# Bonaventura:"Sfido e aspetto chi mi ha augurato il peggio".



## admin (17 Febbraio 2017)

*Bonaventura:"Sfido e aspetto chi mi ha augurato il peggio".*

Jack Bonaventura, sul proprio profilo social, ha parlato del suo infortunio lanciando una sfida a chi gli ha augurato il peggio, dopo l'infortunio. Ecco le parole del centrocampista:"Devo ringraziare tutti. Dopo l'infortunio ho ricevuto messaggi molto belli. State dimostrando di essere i migliori tifosi del mondo. Aspetto invece a Casa Milan, per i prossimi eventi, chi mi ha augurato il peggio. E lo invito a ripetermi in faccia quanto detto. Farò di tutto per rientrare il prima possibile".


----------



## Lo Gnu (17 Febbraio 2017)

Chi è quel malato di mente che ha osato augurare qualcosa di male a uno come Bonaventura?


----------



## Ragnet_7 (17 Febbraio 2017)

Lo Gnu ha scritto:


> Chi è quel malato di mente che ha osato augurare qualcosa di male a uno come Bonaventura?
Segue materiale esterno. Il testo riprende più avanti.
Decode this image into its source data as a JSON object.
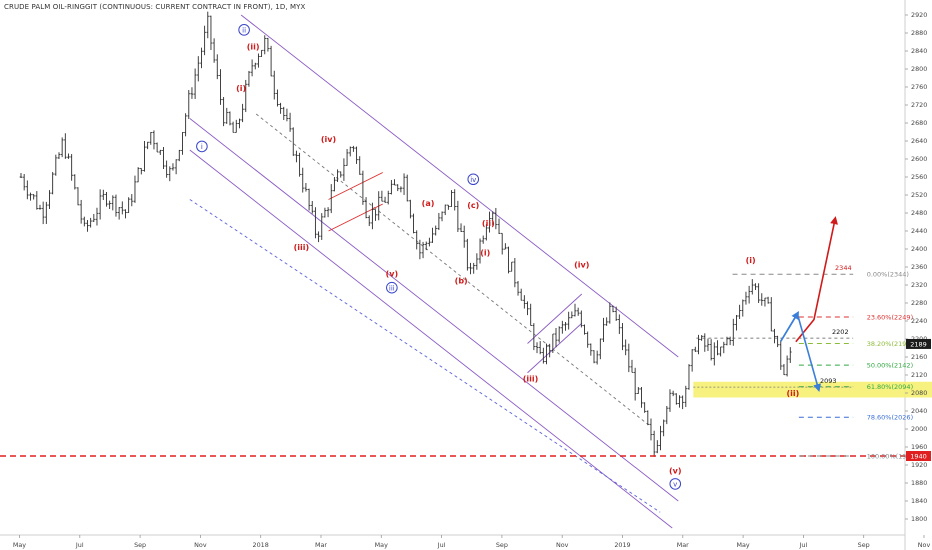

sarà stato qualche sfinterista.


----------



## tifoso evorutto (17 Febbraio 2017)

Dai Bona a cuccia... 
che fai ti metti sullo stesso livello di qualche idiota, per giunta tifoso avversario?


----------



## diavoloINme (17 Febbraio 2017)

Questa poi.......
Qualche idiota?!?!


----------



## VonVittel (17 Febbraio 2017)

Saranno stati alcuni tifosi sfinteristi frustrati sia per la loro vita, sia per aver rosicato per la loro squadra di melma. 
Tranquillo Jack, certa spazzatura va solo ignorata


----------



## Pamparulez2 (17 Febbraio 2017)

Dai Jack il leone da tastiera no... devi essere un esempio.


----------



## DeviLInsideMe (17 Febbraio 2017)

Jack ignora questi dementi sfinteristi e gobbi ! 
Ti aspettiamo quest'estate dove finalmente , si spera, avrai compagni degni!


----------



## sballotello (17 Febbraio 2017)

Sicuramente non dai milanisti al contrario del capitano


----------



## Igniorante (17 Febbraio 2017)

Ti darei una mano volentieri, Jack


----------



## MissRossonera (18 Febbraio 2017)

Admin ha scritto:


> Jack Bonaventura, sul proprio profilo social, ha parlato del suo infortunio lanciando una sfida a chi gli ha augurato il peggio, dopo l'infortunio. Ecco le parole del centrocampista:"Devo ringraziare tutti. Dopo l'infortunio ho ricevuto messaggi molto belli. State dimostrando di essere i migliori tifosi del mondo. Aspetto invece a Casa Milan, per i prossimi eventi, chi mi ha augurato il peggio. E lo invito a ripetermi in faccia quanto detto. Farò di tutto per rientrare il prima possibile".



Lascia stare Jack, è gente che non merita risposta. Chi conosce la tua serietà anche solo dalla TV non può che augurarti di tornare presto in campo.


----------



## Giangy (18 Febbraio 2017)

Uno dei migliori giocatori di questo Milan, sicuramente qualche demente non tifoso!


----------



## wfiesso (18 Febbraio 2017)

Lo Gnu ha scritto:


> Chi è quel malato di mente che ha osato augurare qualcosa di male a uno come Bonaventura?



La butto lì, i raiola boys che hanno insultato pure gigio


----------



## Victorss (18 Febbraio 2017)

Grande Jack rimettiti presto, ti manca poco per diventare un campione!!


----------